Cray System Management Documentation > CSM Troubleshooting Information > known issues > Check for duplicate and DNS entries for NCN and UANs test failure

Check for duplicate and DNS entries for NCN and UANs test failure

Overview
Symptoms
Workaround

Overview

The cray-dns-unbound DNS service configuration forwards queries it cannot answer to the customer-defined DNS server. If this upstream DNS server is configured to drop queries it cannot answer then cray-dns-unbound sees this as a timeout. This can cause some of the CSM upgrade pre-flight checks to fail.

Symptoms

The Check for duplicate and DNS entries for NCN and UANs health validation test will fail.

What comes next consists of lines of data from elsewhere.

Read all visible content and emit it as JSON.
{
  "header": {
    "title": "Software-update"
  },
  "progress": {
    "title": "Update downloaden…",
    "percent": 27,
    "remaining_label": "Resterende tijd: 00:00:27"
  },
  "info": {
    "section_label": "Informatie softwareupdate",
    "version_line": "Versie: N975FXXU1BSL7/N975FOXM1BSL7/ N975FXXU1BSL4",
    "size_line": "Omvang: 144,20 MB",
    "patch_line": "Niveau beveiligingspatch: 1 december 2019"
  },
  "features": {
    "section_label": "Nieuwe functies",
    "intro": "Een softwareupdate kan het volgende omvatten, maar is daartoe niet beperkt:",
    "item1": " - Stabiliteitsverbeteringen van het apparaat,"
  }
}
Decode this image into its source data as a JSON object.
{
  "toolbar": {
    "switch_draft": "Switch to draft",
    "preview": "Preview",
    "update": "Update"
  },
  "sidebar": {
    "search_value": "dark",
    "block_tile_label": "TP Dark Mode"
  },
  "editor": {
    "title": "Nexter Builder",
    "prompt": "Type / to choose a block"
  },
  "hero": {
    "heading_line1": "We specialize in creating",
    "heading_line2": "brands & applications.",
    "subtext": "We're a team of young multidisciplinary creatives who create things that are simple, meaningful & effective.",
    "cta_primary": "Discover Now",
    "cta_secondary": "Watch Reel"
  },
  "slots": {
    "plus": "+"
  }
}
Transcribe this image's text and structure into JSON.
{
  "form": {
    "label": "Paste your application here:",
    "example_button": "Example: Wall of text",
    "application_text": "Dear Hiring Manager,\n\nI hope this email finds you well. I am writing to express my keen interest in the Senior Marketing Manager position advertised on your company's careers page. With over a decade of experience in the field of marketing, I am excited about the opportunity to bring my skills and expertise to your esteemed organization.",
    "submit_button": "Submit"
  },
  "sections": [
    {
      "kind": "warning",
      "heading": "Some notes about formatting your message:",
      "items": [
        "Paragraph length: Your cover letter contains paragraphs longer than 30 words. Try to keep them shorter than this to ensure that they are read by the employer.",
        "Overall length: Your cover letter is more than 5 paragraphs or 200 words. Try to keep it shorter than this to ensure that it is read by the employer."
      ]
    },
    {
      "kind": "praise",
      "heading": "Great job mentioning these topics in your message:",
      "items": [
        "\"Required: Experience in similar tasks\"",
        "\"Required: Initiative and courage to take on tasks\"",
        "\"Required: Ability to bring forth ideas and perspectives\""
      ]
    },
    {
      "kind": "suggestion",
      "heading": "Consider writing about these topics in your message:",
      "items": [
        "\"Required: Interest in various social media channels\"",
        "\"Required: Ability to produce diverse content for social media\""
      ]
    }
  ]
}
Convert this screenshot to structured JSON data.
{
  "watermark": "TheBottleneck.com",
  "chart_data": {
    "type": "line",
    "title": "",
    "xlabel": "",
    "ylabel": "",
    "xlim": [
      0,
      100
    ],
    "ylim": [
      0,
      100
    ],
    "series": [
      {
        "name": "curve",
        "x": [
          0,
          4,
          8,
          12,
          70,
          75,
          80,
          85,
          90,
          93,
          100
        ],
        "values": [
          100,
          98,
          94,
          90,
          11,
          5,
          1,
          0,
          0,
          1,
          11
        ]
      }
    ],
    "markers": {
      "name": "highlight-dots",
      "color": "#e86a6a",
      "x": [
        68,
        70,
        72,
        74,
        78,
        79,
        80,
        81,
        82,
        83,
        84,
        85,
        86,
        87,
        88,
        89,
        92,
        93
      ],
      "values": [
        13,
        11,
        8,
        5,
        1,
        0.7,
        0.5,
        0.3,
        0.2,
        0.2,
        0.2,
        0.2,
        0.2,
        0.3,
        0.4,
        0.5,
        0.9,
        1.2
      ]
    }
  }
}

Title: Check for duplicate and DNS entries for NCN and UANs
Meta:
    desc: Checks for duplicate IP addresses in the SMD EthernetInterface table and verifies that NCN/UAN management network DNS entries resolve to only 1 IP address. 
      To manually run the test, execute /opt/cray/tests/install/ncn/scripts/python/check_ncn_uan_ip_dns.py
    sev: 0
ip_dns_check: exit-status: Error: Command execution timed out (30s)Total Duration: 30.009s

(ncn-m#) When run, the /opt/cray/tests/install/ncn/scripts/python/check_ncn_uan_ip_dns.py script fails.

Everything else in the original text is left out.